Я покачал ногой и повернулся к Антуану. Меня удивили его глаза – потемневшие, с расширенными зрачками, так что его голубые как северное небо глаза казались темными. Он отвел глаза и воззрился на мой башмак с пряжкой.
– Да, подходящие ноги. Ты будешь весьма внушительным в ливрее и в белых перчатках. Будешь подавать руку графиням и баронессам при выходе из кареты.
– Ага! – я соскочил с качелей и сделал шуточный поклон в сторону Антуана. – Вашу руку, мадам!
– Спасибо, Люсьен! – манерно запищал Антуан, закатывая глазки и подавая мне руку. – Ах, тут так высоко!
– Простите, мадам! – поддержал я игру, обеими руками берясь за его талию. – Обопритесь на меня, мадам! – я очень крепко взялся за его стан и снял с качелей. Я поставил его на траву, но почему-то не опустил рук и легонько прижимал к себе. Антуан смущенно улыбнулся и опустил лицо. От этого движения длинная прядь соскользнула и завесила его глаза. Я заправил волосы ему за ухо, горячо вспыхнувшее под моими пальцами.

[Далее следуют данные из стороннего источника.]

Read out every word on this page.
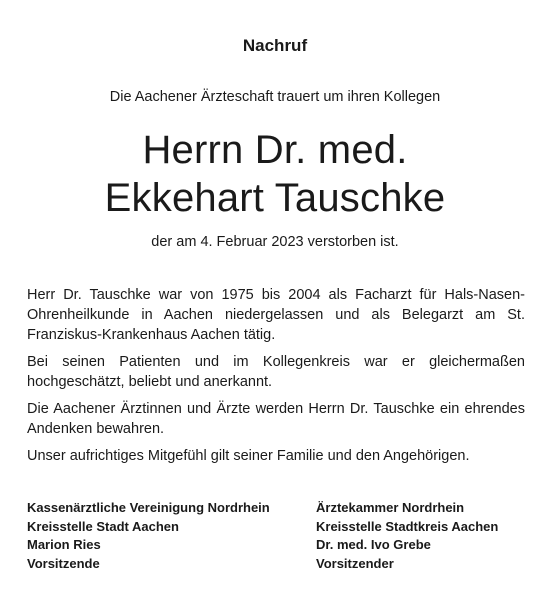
Nachruf
Die Aachener Ärzteschaft trauert um ihren Kollegen
Herrn Dr. med.
Ekkehart Tauschke
der am 4. Februar 2023 verstorben ist.

Herr Dr. Tauschke war von 1975 bis 2004 als Facharzt für Hals-Nasen-Ohrenheilkunde in Aachen niedergelassen und als Belegarzt am St. Franziskus-Krankenhaus Aachen tätig.

Bei seinen Patienten und im Kollegenkreis war er gleichermaßen hochgeschätzt, beliebt und anerkannt.

Die Aachener Ärztinnen und Ärzte werden Herrn Dr. Tauschke ein ehrendes Andenken bewahren.

Unser aufrichtiges Mitgefühl gilt seiner Familie und den Angehörigen.

Kassenärztliche Vereinigung Nordrhein
Kreisstelle Stadt Aachen
Marion Ries
Vorsitzende
Ärztekammer Nordrhein
Kreisstelle Stadtkreis Aachen
Dr. med. Ivo Grebe
Vorsitzender
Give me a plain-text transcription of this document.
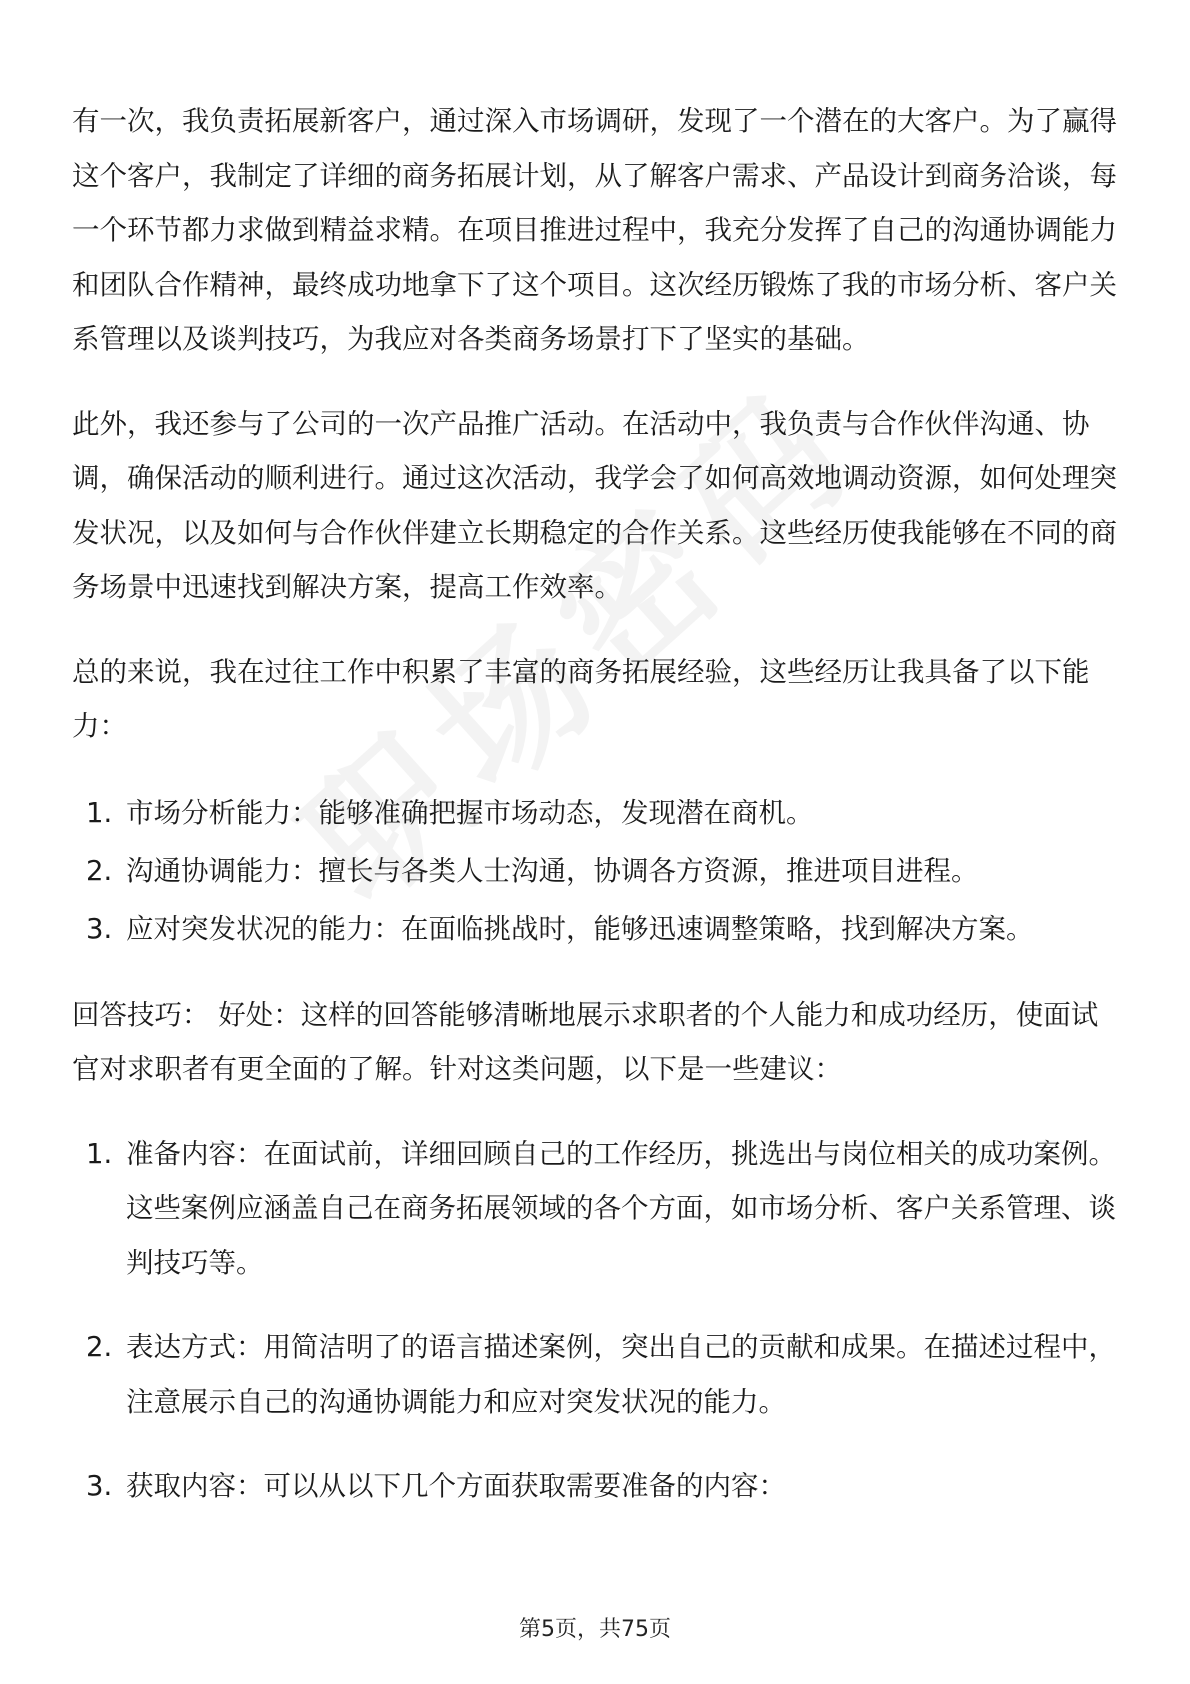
有一次，我负责拓展新客户，通过深入市场调研，发现了一个潜在的大客户。为了赢得这个客户，我制定了详细的商务拓展计划，从了解客户需求、产品设计到商务洽谈，每一个环节都力求做到精益求精。在项目推进过程中，我充分发挥了自己的沟通协调能力和团队合作精神，最终成功地拿下了这个项目。这次经历锻炼了我的市场分析、客户关系管理以及谈判技巧，为我应对各类商务场景打下了坚实的基础。

此外，我还参与了公司的一次产品推广活动。在活动中，我负责与合作伙伴沟通、协调，确保活动的顺利进行。通过这次活动，我学会了如何高效地调动资源，如何处理突发状况，以及如何与合作伙伴建立长期稳定的合作关系。这些经历使我能够在不同的商务场景中迅速找到解决方案，提高工作效率。

总的来说，我在过往工作中积累了丰富的商务拓展经验，这些经历让我具备了以下能力：

1. 市场分析能力：能够准确把握市场动态，发现潜在商机。
2. 沟通协调能力：擅长与各类人士沟通，协调各方资源，推进项目进程。
3. 应对突发状况的能力：在面临挑战时，能够迅速调整策略，找到解决方案。

回答技巧： 好处：这样的回答能够清晰地展示求职者的个人能力和成功经历，使面试官对求职者有更全面的了解。针对这类问题，以下是一些建议：

1. 准备内容：在面试前，详细回顾自己的工作经历，挑选出与岗位相关的成功案例。这些案例应涵盖自己在商务拓展领域的各个方面，如市场分析、客户关系管理、谈判技巧等。
2. 表达方式：用简洁明了的语言描述案例，突出自己的贡献和成果。在描述过程中，注意展示自己的沟通协调能力和应对突发状况的能力。
3. 获取内容：可以从以下几个方面获取需要准备的内容：
第5页，共75页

Тут грохнуло над нашими головами последним залпом фейерверка, и я проводил глазами золотой сноп, пронесшийся по небосклону. Антуан не взглянул на фейерверк. Он не отрываясь глядел на меня – тревожно, взволнованно, грудь его вздымалась.
Он меня поцеловал.
От его поцелуя мне стало удивительно хорошо – как будто мне преподнесли большой-пребольшой именинный подарок, перевязанный шелковой лентой. Все было хорошо. Лето, вечер, сад, белокурый паренек в моих объятиях, горячий и гибкий. Его зрачки словно расплавили радужку, и та переливалась в глазницах и вытекала каплями на его нежные щеки.
– Ты плачешь?
– Нет, что-то в глаз попало, Люсье… – я не дал ему договорить, закрыв рот поцелуем.
Мы целовались, тискались, измяли всю траву под качелями – словом, наслаждались друг другом, как два здоровых молодых щенка с горячей кровью. В ту ночь я не отпустил его, и мы встретили утро в моей постели, забравшись в комнату привычным мне маршрутом – по старому плющу, любезно разросшемуся по стене от земли до печной трубы, тем самым избавляя меня от нужды в лестнице.